My biggest beef comes with its story and characters. The cast is chock full of the most miserable people to walk the face of the earth. All of them are insufferable in their own special way, which sometimes leads into issues of believability. I refuse to believe that a man with serious partying and drug issues stayed with his girlfriend after he blinded her. Especially without the knowledge of this inheritance prior to the crash, why would he stay? Out of all of the plot devices in this film, this is the least believable and this film at one point literally shows tentacles sprouting from someone’s genitals.
Watching people die onscreen in horror films can be cathartic, especially if they represent bad things like deception or cruelty. This, however, only works when it’s done in a satisfying or ironic way. Sadly, this is not found in Castle Freak. To add further grief, the acting is flat by most of the secondary characters. It’s like the cast sleepwalked throughout the entire filmmaking process. They all look so bored! Furthermore, the dialogue they are given is atrocious. The scene following the prologue with the burnouts at the party instantly turned me off from the film. No one talks like that.
The choices in story progression also raises eyebrows. Why is there a break between the couple and friends arriving; would they not fly together? Another more pressing issue comes with the insertion of a cult behind the madness of the first two acts. Without foreshadowing or buildup, it feels shoehorned into the plot without thought.
While Castle Freak is disappointing in almost every other aspect, it does have its moments where it shines. The photography and music match its atmosphere very well. The score in particular feels like a throwback to earlier Full Moon efforts. There are some really cool uses of light and color throughout the film, it adds to the disorientation while solidifying the Lovecraftian nature of the source material. The editing amplifies this. The creature effects are solid for the most part. Aside from some extremely goofy CGI in the end, it’s serviceable at the end of the day.

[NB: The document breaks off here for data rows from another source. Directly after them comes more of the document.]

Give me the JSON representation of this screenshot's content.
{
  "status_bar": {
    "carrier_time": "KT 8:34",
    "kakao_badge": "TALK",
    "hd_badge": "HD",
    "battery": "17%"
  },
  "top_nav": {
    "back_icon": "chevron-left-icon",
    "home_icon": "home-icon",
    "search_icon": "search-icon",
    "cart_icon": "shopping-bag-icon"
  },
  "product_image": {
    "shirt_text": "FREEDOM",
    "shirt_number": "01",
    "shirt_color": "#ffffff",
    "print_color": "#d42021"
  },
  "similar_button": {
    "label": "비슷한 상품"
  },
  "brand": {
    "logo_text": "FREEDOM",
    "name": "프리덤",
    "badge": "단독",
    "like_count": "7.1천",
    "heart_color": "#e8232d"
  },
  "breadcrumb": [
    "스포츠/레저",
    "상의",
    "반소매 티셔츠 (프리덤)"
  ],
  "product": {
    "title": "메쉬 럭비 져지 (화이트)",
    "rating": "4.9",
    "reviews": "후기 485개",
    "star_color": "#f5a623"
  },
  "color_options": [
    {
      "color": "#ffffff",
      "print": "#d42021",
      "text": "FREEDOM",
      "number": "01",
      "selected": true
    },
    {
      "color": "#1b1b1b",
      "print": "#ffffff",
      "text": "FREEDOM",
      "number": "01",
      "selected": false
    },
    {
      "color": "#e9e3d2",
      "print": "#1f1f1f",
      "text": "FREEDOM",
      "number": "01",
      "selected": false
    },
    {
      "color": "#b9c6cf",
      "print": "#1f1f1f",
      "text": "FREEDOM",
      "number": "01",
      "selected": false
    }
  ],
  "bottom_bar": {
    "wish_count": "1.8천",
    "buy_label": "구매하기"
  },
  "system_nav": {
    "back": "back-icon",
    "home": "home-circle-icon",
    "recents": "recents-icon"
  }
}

Overall, this reboot is not the move for the genre enthusiasts who are most likely to recall the Full Moon original. Fans of the 1995 film should steer clear unless they are hoping for something derivative yet squarely off-base. Aficionados of more slimy films might find something to enjoy here but won’t be clamoring for more. I cannot recommend this film. Go find something else to satisfy your need for creature features or gothic architecture.